Supplementary research grants that encourage testing blind-analysis methods across multiple fields could help to tackle both challenges. The efficacy of various approaches — methods of blinding, preregistration and other measures against confirmation bias — should be treated as empirical questions to be answered by future research, as demonstrated by a 2015 study of the effects of preregistration8. Many blinding techniques have already been developed2, and hopefully, a meta-science of best practices will emerge.

Wider use of blinded analysis could be a boon to the scientific community. The main use is to filter out biased inferences, but there are other benefits, too.
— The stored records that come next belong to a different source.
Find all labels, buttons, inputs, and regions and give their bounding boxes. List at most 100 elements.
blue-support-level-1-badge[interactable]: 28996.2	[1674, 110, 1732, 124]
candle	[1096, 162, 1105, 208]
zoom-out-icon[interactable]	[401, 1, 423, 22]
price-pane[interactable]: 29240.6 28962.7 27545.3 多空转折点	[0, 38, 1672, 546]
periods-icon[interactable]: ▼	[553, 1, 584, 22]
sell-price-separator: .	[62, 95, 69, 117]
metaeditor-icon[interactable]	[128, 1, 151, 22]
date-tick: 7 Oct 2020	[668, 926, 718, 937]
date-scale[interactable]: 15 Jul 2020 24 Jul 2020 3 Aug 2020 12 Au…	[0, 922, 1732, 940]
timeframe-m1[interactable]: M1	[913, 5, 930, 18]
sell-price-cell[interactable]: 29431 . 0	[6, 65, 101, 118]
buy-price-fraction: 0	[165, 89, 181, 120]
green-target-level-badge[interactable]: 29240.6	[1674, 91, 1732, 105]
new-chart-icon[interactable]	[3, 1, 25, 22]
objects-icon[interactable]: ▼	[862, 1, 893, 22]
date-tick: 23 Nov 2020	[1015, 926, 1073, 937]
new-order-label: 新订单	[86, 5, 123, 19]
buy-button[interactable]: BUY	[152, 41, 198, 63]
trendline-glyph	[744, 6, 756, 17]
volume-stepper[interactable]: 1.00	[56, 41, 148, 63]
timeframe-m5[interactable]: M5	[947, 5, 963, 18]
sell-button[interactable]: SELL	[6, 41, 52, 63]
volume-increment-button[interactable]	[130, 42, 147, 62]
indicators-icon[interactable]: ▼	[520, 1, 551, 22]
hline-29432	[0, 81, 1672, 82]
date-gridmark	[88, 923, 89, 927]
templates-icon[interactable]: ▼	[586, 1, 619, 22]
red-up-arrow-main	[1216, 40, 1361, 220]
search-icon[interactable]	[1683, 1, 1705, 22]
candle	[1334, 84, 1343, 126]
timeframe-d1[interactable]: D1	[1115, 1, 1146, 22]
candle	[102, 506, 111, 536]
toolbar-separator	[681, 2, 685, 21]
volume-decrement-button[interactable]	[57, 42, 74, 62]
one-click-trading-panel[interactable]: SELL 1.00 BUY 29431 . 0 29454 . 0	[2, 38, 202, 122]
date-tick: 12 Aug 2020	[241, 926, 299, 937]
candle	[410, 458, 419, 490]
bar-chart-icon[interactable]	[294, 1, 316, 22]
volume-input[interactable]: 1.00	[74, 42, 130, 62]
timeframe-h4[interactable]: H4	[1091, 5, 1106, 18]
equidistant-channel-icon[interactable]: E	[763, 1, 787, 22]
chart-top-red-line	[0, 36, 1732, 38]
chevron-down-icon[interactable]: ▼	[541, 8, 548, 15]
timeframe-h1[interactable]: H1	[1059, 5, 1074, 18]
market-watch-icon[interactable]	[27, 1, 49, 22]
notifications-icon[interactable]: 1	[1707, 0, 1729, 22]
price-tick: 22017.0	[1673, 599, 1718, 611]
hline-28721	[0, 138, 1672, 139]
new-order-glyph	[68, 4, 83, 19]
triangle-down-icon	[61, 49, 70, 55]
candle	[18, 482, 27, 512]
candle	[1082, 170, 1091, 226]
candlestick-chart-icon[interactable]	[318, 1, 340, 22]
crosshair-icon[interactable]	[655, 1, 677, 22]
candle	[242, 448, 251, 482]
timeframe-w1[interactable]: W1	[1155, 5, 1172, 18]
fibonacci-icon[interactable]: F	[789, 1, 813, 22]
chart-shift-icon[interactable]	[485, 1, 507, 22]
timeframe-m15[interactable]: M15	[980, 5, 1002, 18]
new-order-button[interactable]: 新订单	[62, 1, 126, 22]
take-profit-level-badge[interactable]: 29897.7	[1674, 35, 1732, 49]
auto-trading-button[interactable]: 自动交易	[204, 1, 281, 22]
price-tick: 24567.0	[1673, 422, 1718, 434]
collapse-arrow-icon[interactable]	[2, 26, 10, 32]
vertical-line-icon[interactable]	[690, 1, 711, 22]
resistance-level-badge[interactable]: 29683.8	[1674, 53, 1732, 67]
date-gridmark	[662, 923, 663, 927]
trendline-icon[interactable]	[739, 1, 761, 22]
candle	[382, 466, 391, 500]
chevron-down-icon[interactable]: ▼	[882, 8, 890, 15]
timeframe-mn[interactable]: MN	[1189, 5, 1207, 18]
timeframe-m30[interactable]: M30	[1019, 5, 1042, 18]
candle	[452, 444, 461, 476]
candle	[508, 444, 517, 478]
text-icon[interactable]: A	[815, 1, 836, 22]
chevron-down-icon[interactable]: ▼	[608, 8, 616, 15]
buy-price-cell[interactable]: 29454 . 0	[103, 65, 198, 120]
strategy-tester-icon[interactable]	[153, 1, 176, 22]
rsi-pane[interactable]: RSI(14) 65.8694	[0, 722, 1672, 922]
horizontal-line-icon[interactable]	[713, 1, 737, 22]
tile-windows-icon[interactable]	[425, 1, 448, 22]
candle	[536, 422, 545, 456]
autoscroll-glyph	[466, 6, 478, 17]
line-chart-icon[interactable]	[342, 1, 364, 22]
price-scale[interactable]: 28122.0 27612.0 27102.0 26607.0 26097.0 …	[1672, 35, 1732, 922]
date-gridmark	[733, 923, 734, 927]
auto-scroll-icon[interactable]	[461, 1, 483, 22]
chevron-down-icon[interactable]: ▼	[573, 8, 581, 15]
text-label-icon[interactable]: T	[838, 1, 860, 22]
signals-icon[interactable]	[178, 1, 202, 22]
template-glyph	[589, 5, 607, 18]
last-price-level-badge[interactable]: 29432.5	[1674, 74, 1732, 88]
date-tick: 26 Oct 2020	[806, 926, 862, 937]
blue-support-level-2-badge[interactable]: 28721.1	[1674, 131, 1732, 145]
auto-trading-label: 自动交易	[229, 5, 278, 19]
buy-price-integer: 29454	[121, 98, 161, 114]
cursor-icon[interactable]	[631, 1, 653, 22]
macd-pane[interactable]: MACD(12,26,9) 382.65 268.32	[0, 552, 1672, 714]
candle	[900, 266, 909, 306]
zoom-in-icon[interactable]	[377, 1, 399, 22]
First, blind analysis can help investigators to consider the opposite of their expectations, a proven strategy for sound reasoning9. Second, blinding exposes the investigator to unexpected patterns that fuel both creativity and scrutiny of the theory and methodology10.

Finally, blind analysis helps to socialize students into what sociologist Robert Merton called science's culture of 'organized scepticism'. As Feynman put it: “This long history of learning how to not fool ourselves — of having utter scientific integrity — is, I'm sorry to say, something that we haven't specifically included in any particular course that I know of. We just hope you've caught on by osmosis. The first principle [of science] is that you must not fool yourself — and you are the easiest person to fool.”